Tony Redhouse: The Oneness of Being - The Passion Economy

The Passion Economy A Mindmeet Journal

Tony Redhouse: The Oneness of Being

by Araxe Hajian

Hike a different kind of trail – one that switchbacks through your heart.

Navajo healer, spiritual teacher, and Native American musician Tony Redhouse spent some time with MindMeet’s storyteller, Araxe Hajian, sharing his journey with meditation, healing, and love.

AH: What is love?

TR: Love is a facet of the energy that creates and that helps us in this human journey. Love, time, energy, money—they all are one energy. Love is the sharing of our essence with others. It is the ability to be vulnerable, the ability to share from our hearts, to receive from others. It’s an energy that holds the world together. It’s the thread that goes throughout the universe.

AH: What gives you energy?

TR: In the stillness when all time and space stop is where I hear the voice of the spirit and the heavens smile on my life. That’s what gives me energy. It’s not complicated. It can be as simple as sitting in the car, getting out of traffic, and putting my head on the steering wheel. That moment, that stillness is what gives me energy. It can just be taking a breath. Simple rituals and taking that time to be still. That’s what gives me energy.

Redhouse playing indigenous music on his drum against the backdrop of the Santa Catalina Mountains in Tucson, Arizona. (Source: Miraval Resorts)

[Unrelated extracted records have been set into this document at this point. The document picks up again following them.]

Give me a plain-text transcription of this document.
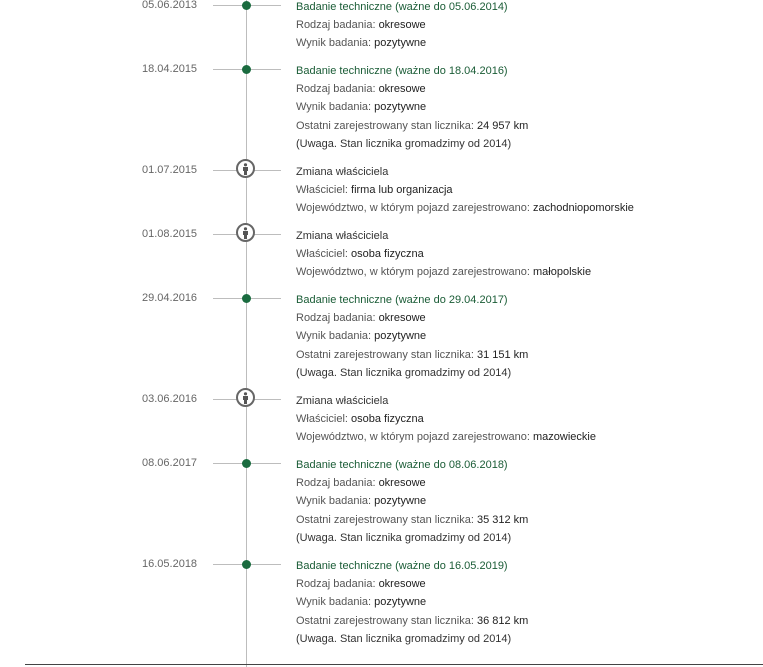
05.06.2013	Badanie techniczne (ważne do 05.06.2014)
Rodzaj badania: okresowe
Wynik badania: pozytywne
18.04.2015	Badanie techniczne (ważne do 18.04.2016)
Rodzaj badania: okresowe
Wynik badania: pozytywne
Ostatni zarejestrowany stan licznika: 24 957 km
(Uwaga. Stan licznika gromadzimy od 2014)
01.07.2015	Zmiana właściciela
Właściciel: firma lub organizacja
Województwo, w którym pojazd zarejestrowano: zachodniopomorskie
01.08.2015	Zmiana właściciela
Właściciel: osoba fizyczna
Województwo, w którym pojazd zarejestrowano: małopolskie
29.04.2016	Badanie techniczne (ważne do 29.04.2017)
Rodzaj badania: okresowe
Wynik badania: pozytywne
Ostatni zarejestrowany stan licznika: 31 151 km
(Uwaga. Stan licznika gromadzimy od 2014)
03.06.2016	Zmiana właściciela
Właściciel: osoba fizyczna
Województwo, w którym pojazd zarejestrowano: mazowieckie
08.06.2017	Badanie techniczne (ważne do 08.06.2018)
Rodzaj badania: okresowe
Wynik badania: pozytywne
Ostatni zarejestrowany stan licznika: 35 312 km
(Uwaga. Stan licznika gromadzimy od 2014)
16.05.2018	Badanie techniczne (ważne do 16.05.2019)
Rodzaj badania: okresowe
Wynik badania: pozytywne
Ostatni zarejestrowany stan licznika: 36 812 km
(Uwaga. Stan licznika gromadzimy od 2014)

AH: That seems paradoxical to think of stillness as being energizing. It’s so simple that we overlook it sometimes.

TR: Yes, because in that moment, when you unite your body, mind, and soul and you set that intention to go there and be still—that’s when everything becomes clear. Then, when everything becomes clear and peaceful, that’s when you are able to reach out of yourself and begin the next task.

AH: What piece of advice would you give your 5-year-old self?

TR: On my 60th birthday I went back to my birthplace. I went to the house I lived in when I was five. When I reached my hand over the picket fence the house was still there and I touched the holly tree, which was huge now. I put my hand over that fence and touched that tree and I felt electricity go through me.  I said to myself, “Tony you’ve been on stage since you were 5.  You were put into a pageant with a drum in your hand.  There is a little boy you forgot back here that you need to let come out.  You need to let that little boy play and do what his heart wants to do.”  I realized I needed to do this because I have been on stage my whole life.  When you are too young to be put on stage, you don’t find out who you are first and you wait to get your affirmation from audiences.

AH: How do you let your 5-year-old self play now?

TR: I take risks. I go sing karaoke when I travel. I don’t care who is there. I go dancing to R&B bands and soul music. I get out and dance. Even if I go by myself, I get out there and I take those risks. No expectations, no performance.

AH: What is wealth?

TR: Wealth is having the health, the prosperity, and the love I need and having enough to share with others.

AH: Do you have a theme song or a daily mantra?

TR: It’s a song to St. Francis, but it’s a contemporary song. It goes like this. “Flowers have the sunshine and the earth has the rain. Lord, you know I’m nothing without your spirit; my life is so vain. Shape me and mold me. Help me to be more like you. Make me an instrument of love today.”

AH: What is beauty?

TR: Beauty is truth. And the truth is love. Love that heals all.

AH: This is something you do for other people so well: How do you make space for loss or disappointment for yourself?

TR: I cry. And I go right into it. It’s the same thing I teach other people. You go into the pain. You go into the loss, you go into the heartbreak. You go into the regret. You go into the disappointment. You go into that place, which can be dark. But it’s only a shadow. I go into that place and I embrace all of it. And I allow my humanness to express it any way I need to: scream, kick, beat on the drums. Get it out, but go there and be aware of it and feel it. Once I do that, I’m able to make peace with it—that season, that relationship, that encounter. And the door is able to close. It’s a process and there is no time limit. I need to go into that place and fully express all of the emotions, thoughts—to let it finish, and then it will end the season and a new door will open to the next season.

Tony interviewed on Native Voice TV (Source: Nipmuc Connections)

AH: Tell us about your charity.

TR: The Haven is a residential treatment center for recovering drug addicts and alcoholics that is designated for women here in Tucson. They go beyond the surface of the addiction. I teach Native American spirituality and meditation using live music. I teach the women to create beautiful Native American artifacts with their hands so that they are able to see that whatever they touch from their heart is going to be beautiful. They get the immediate positive reinforcement of something they have made. They’re able to look at it and say, “I must be beautiful because I created something beautiful.” Everything in heaven and earth, spiritual and physical—everything is one. When we have something spiritual and we have an intention and we have a dream we want to see it manifested in a physical, tangible way.

The heavens are waiting to bless us all the time.

A Tucson-based musician and healer, Tony Redhouse uses music, ceremony, and meditation to help people struggling with grief, illness, and anxiety, those making peace with divorce and the loss of loved ones, and families and couples desiring a closer connection.